I’m also curious about the financing costs used in the LCOE assessment. Low financing costs is one of the most important indirect subsidies to wind and solar. Price guarantees make them look like a very safe investment, whereas their value declines and total dependence on a wide range of supporting infrastructure for balancing services introduces substantial risk. If risk is not accurately priced in the market, it leads to malinvestment.
Before the end of this decade, at least 4 of GE Hitachi’s 300 MW, BWRX-300 nuclear power plants (NPPs) will be operational. The BWRX-300 has a build programme of 2 years – just the same as wind and solar plants (WASPs).
The cost-of-capital that has drained commercial investment away from NPPs and into WASPs is utterly negated. The playing field is levelled and a simple analysis of all other significant cost factors can be laid before fund managers, charged with making the most for every £1.00 their green customers put into their care.
Such simple arithmetic may go a long way to explaining why, with every day that passes, as cost reductions of WASP technologies are reported, cost increases in our electricity bills are the reality.
Build of the first BWRX-300 starts in 2024, to commence operation in 2027. By 2030, the BWRX-300 will be available for manufacture under licence in the UK and elsewhere. The overnight capital cost (OCC) will be £527 million for a 300 MW NPP capable of operating at 90% capacity factor for a design life of 60 years.
Pro-rata, 3,200 MW would cost £5.62 billion, compared to the reported £20 billion for Sizewell C. And, built in parallel, that level of installed capacity would be opoerational in 2 years.

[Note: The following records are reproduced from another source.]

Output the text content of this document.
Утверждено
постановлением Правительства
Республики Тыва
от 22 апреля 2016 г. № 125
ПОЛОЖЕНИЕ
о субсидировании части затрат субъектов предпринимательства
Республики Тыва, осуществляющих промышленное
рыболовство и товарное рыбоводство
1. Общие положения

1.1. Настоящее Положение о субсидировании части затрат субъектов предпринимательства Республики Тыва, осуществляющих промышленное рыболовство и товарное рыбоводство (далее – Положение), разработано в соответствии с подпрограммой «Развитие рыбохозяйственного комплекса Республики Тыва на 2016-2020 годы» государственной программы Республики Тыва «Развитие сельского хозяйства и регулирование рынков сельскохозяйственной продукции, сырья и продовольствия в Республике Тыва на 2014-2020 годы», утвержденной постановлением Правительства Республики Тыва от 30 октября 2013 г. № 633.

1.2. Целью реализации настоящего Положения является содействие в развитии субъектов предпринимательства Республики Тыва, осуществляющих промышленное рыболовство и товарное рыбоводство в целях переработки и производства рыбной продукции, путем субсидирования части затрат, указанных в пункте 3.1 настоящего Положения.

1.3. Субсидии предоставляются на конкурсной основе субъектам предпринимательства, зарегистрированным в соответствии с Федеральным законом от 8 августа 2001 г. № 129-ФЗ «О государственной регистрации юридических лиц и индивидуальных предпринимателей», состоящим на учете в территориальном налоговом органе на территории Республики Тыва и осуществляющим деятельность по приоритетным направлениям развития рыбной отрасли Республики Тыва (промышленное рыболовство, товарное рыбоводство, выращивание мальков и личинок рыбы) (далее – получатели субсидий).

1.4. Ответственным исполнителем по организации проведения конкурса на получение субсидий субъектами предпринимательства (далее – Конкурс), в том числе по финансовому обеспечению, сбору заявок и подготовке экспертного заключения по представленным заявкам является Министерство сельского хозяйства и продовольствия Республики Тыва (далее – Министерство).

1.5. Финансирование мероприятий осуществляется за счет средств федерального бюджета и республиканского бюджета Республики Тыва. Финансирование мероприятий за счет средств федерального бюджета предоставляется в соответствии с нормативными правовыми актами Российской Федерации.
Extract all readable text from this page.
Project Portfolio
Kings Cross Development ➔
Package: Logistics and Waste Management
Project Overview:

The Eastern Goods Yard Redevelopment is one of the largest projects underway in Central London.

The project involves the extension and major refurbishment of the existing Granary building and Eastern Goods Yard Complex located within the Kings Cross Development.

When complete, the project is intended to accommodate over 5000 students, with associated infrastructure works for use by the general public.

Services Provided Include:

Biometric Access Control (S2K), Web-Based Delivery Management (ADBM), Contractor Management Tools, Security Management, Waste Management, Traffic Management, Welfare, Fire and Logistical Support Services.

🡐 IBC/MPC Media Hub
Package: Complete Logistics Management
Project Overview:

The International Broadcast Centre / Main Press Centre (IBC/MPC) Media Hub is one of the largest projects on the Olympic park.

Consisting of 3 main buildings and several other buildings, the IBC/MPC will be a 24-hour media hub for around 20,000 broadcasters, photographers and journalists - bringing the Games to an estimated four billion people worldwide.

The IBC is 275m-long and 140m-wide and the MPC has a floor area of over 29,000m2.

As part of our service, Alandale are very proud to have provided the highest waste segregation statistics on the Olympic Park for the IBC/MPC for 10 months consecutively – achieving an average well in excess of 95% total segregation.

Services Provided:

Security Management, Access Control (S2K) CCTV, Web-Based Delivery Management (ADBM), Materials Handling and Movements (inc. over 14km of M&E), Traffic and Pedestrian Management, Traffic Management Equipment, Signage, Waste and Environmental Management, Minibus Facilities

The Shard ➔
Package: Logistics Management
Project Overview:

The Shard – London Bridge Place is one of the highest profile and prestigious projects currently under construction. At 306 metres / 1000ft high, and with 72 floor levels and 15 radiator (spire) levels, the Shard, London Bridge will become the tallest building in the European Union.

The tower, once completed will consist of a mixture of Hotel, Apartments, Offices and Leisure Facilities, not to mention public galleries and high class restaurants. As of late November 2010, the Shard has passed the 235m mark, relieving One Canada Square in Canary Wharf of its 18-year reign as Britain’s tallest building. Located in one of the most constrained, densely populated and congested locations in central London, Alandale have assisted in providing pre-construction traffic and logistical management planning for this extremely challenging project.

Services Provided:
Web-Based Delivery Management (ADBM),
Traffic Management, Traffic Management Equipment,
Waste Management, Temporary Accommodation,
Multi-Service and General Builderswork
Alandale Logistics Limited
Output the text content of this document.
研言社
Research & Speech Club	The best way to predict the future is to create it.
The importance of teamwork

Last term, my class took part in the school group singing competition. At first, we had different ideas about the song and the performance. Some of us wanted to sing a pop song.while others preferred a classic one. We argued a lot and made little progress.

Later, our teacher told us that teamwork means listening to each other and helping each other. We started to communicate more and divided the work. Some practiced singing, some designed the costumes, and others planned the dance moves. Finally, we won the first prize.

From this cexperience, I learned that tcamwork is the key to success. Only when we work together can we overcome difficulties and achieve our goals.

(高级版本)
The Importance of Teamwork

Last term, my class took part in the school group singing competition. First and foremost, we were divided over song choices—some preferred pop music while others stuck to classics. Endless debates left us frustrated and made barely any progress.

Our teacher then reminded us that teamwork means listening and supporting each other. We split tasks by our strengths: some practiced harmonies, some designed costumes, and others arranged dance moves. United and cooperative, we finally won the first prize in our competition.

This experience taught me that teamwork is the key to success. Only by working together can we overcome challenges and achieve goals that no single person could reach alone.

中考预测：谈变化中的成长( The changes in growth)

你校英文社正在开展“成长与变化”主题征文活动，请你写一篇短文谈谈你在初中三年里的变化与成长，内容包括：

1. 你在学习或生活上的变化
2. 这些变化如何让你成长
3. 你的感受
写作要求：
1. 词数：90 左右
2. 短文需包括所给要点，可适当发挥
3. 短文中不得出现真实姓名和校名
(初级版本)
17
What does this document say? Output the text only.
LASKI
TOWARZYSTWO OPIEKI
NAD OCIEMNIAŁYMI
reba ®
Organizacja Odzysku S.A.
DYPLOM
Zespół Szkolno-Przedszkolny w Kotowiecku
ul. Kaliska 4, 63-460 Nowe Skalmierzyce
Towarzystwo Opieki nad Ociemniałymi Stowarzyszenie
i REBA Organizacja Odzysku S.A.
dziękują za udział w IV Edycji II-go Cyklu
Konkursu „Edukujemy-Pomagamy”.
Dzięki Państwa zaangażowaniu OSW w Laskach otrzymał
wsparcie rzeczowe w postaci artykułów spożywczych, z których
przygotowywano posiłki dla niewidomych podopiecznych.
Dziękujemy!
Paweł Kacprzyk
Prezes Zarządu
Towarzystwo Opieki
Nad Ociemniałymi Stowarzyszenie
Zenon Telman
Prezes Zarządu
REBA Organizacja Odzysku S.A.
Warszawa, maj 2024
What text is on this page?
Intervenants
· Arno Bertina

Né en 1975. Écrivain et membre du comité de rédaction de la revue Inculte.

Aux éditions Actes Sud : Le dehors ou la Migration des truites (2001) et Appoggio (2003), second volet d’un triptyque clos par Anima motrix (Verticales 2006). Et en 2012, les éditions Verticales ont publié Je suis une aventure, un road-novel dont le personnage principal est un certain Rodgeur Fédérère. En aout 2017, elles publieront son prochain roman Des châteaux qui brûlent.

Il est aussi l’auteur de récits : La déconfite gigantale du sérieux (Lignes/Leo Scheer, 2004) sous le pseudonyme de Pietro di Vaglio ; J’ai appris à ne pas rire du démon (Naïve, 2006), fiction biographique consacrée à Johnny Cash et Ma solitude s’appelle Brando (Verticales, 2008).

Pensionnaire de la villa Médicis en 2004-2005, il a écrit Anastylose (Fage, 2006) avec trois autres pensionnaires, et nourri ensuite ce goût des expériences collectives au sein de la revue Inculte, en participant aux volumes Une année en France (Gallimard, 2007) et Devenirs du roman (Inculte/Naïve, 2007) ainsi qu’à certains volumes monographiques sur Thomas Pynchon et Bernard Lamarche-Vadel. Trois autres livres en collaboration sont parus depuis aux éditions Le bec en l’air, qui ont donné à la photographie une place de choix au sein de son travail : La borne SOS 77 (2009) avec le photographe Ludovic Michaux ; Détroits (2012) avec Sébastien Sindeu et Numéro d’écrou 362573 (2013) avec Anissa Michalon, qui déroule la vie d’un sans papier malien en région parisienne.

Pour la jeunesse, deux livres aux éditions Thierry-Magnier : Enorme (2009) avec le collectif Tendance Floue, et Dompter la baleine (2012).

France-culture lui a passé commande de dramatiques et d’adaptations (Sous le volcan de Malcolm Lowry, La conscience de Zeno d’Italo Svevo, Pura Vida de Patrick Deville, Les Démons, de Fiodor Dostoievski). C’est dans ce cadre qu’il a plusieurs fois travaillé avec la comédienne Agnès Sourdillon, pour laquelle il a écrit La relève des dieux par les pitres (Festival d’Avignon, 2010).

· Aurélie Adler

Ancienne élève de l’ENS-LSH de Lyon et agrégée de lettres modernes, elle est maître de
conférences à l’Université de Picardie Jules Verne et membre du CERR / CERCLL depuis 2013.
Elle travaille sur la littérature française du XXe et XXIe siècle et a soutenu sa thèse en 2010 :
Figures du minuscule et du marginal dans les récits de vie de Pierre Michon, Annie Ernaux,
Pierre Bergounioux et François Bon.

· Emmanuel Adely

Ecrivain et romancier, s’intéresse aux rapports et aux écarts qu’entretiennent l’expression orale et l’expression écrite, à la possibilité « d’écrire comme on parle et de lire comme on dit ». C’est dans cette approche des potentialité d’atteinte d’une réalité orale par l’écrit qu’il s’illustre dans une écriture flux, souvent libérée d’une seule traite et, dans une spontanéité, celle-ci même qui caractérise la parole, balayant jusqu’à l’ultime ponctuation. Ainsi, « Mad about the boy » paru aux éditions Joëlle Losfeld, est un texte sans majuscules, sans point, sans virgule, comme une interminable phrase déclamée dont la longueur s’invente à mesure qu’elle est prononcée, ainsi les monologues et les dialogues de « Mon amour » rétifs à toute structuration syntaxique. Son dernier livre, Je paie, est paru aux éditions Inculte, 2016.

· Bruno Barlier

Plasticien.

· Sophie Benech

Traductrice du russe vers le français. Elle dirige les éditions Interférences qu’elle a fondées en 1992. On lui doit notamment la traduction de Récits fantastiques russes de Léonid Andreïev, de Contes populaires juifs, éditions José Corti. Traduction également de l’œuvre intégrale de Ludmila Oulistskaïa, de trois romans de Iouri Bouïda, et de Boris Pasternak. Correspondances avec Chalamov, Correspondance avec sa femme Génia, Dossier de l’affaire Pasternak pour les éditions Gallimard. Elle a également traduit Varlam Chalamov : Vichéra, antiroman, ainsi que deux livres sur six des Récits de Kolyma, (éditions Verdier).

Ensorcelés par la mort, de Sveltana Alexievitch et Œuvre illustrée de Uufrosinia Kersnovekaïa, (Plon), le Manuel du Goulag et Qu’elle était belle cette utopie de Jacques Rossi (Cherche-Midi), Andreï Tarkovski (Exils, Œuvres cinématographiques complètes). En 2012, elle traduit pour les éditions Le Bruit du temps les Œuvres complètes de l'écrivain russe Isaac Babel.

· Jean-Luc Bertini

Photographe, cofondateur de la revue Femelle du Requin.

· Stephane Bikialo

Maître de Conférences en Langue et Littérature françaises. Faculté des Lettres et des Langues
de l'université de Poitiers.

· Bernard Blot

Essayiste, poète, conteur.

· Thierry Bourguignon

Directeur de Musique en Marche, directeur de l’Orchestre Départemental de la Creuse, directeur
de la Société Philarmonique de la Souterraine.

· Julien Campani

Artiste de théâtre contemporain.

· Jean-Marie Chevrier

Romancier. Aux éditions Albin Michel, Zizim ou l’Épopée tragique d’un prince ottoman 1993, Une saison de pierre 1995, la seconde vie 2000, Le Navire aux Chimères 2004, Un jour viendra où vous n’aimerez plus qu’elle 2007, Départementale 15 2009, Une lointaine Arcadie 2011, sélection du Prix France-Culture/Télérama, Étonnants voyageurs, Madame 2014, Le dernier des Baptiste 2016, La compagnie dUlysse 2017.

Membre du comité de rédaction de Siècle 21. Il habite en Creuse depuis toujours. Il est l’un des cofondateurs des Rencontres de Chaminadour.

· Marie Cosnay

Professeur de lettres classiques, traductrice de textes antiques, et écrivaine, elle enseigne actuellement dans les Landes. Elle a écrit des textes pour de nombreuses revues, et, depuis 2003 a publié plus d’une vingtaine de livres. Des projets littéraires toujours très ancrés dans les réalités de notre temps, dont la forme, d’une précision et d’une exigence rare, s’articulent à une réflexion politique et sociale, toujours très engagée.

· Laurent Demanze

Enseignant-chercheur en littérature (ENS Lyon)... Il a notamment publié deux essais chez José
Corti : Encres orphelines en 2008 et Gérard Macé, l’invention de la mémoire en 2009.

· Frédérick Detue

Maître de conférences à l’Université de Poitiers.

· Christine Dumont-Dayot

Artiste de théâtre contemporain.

These links carry the simple analyses and data links, which beggars the question: Why would any fund manager put £1.00 of their pot into WASPs, when that £1.00 invested in a BWRX-300 will ‘earn’ them:
7.2X more than onshore wind: https://bwrx-300-nuclear-uk.blogspot.com/2020/05/fund-managers-with-320-million-to.html
12X more than offshore wind: https://bwrx-300-nuclear-uk.blogspot.com/2020/05/invest-90-billion-in-offshore-wind.html
17.3X more than utility scale solar: https://bwrx-300-nuclear-uk.blogspot.com/2020/05/fund-managers-with-424-million-to.html
@Colin,
The answer to your question:”Why would any fund manager put £1.00 of their pot into WASPs, when that £1.00 invested in a BWRX-300 will ‘earn’ them…”:
Because your BWRS-300 is a dream, and experience show that nuclear dreams become 10 – 100 times more expensive when they become reality…
Dreamin’,
I’m only dreamin’:
https://aris.iaea.org/PDF/BWRX-300_2020.pdf
GE Hitachi – hardly a start-up company grubbing about for funds. Michal Solowow, the Polish billionaire industrialist is ‘buying’ one to save on the energy bills for his energy-intensive factories and ‘green’ his image:
3rd link down in the right-hand panel: https://bwrx-300-nuclear-uk.blogspot.com/
https://www.gov.uk/government/publications/nuclear-provision-explaining-the-cost-of-cleaning-up-britains-nuclear-legacy/nuclear-provision-explaining-the-cost-of-cleaning-up-britains-nuclear-legacy
Cleanup costs in UK estimated bn124 GBP for Sellafield (1 plant). So, even if operating for 60 yrs. that makes 2 bn/a additional costs.
Construction of Wylfa and Cumbria have been abandoned due to economic reasons, Hinkley Point will be able to deliver electricity at astronomic prices which have to heavily supported (agreement for 35 yrs. subsidy of >90 GBP/MWh). This is nothing but ridiculous in economic terms.
All of those links included the cost of decommissioning, waste handling and storage was included for NPPs. The cost of land filling the millions upon millions of tonnes of wind turbine blades and solar panels was not included in the WASP data.